Every time a politician is exposed in a scandal it makes the public suspicious that politicians' work is all about benefiting themselves rather than serving their constituents. Every time a politician refuses to be accountable for wrongdoing it confirms those suspicions. Every time a politician says there is no need for a corruption watchdog it transforms suspicions into hardened truths.
But it isn't just the big scandals that corrode trust; it's all the small things too—the exaggerations and lies, the demonisations and the dog whistles. Each of these delivers some momentary political advantage but comes at the cost of trust—in all of us. Now all our chickens have come home to roost. After years of allowing the public trust in us to waste away, we find that we actually need the public trust—and there is precious little of it left.

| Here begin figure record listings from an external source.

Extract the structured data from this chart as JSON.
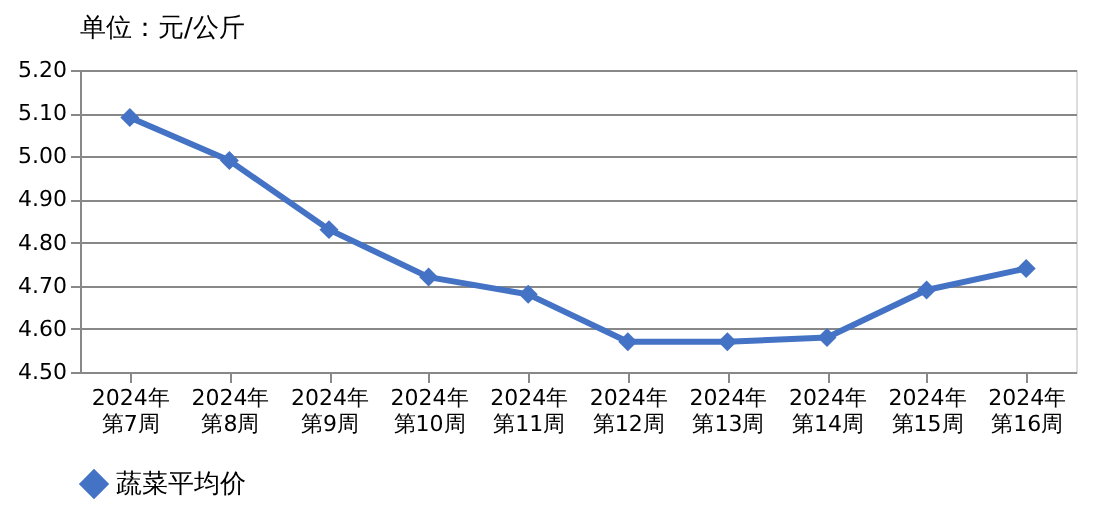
{
  "chart_data": {
    "type": "line",
    "title": "单位：元/公斤",
    "categories": [
      "2024年第7周",
      "2024年第8周",
      "2024年第9周",
      "2024年第10周",
      "2024年第11周",
      "2024年第12周",
      "2024年第13周",
      "2024年第14周",
      "2024年第15周",
      "2024年第16周"
    ],
    "series": [
      {
        "name": "蔬菜平均价",
        "color": "#4472c4",
        "values": [
          5.09,
          4.99,
          4.83,
          4.72,
          4.68,
          4.57,
          4.57,
          4.58,
          4.69,
          4.74
        ]
      }
    ],
    "ylim": [
      4.5,
      5.2
    ],
    "yticks": [
      {
        "value": 4.5,
        "label": "4.50"
      },
      {
        "value": 4.6,
        "label": "4.60"
      },
      {
        "value": 4.7,
        "label": "4.70"
      },
      {
        "value": 4.8,
        "label": "4.80"
      },
      {
        "value": 4.9,
        "label": "4.90"
      },
      {
        "value": 5.0,
        "label": "5.00"
      },
      {
        "value": 5.1,
        "label": "5.10"
      },
      {
        "value": 5.2,
        "label": "5.20"
      }
    ],
    "grid": "y",
    "legend": "bottom",
    "marker": "diamond",
    "line_style": "solid"
  }
}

I hope one lesson we learn from the pandemic is the importance of public trust and that part of the recovery is a rebuilding of that trust. There is no silver bullet that will rapidly undo the damage that has been done. We cannot just pass a law, agree to a motion or promise that things will be different in the future. The only choice that's available to us is to be better and to do better—to consistently act in a way that builds the community's confidence and demonstrates they can trust us to act in their interest and not our own. For some of us, that will require real change and it will take time. But the response to the COVID-19 app demonstrates why is so important for the public to have trust in us. This is something we should all reflect on in the coming months.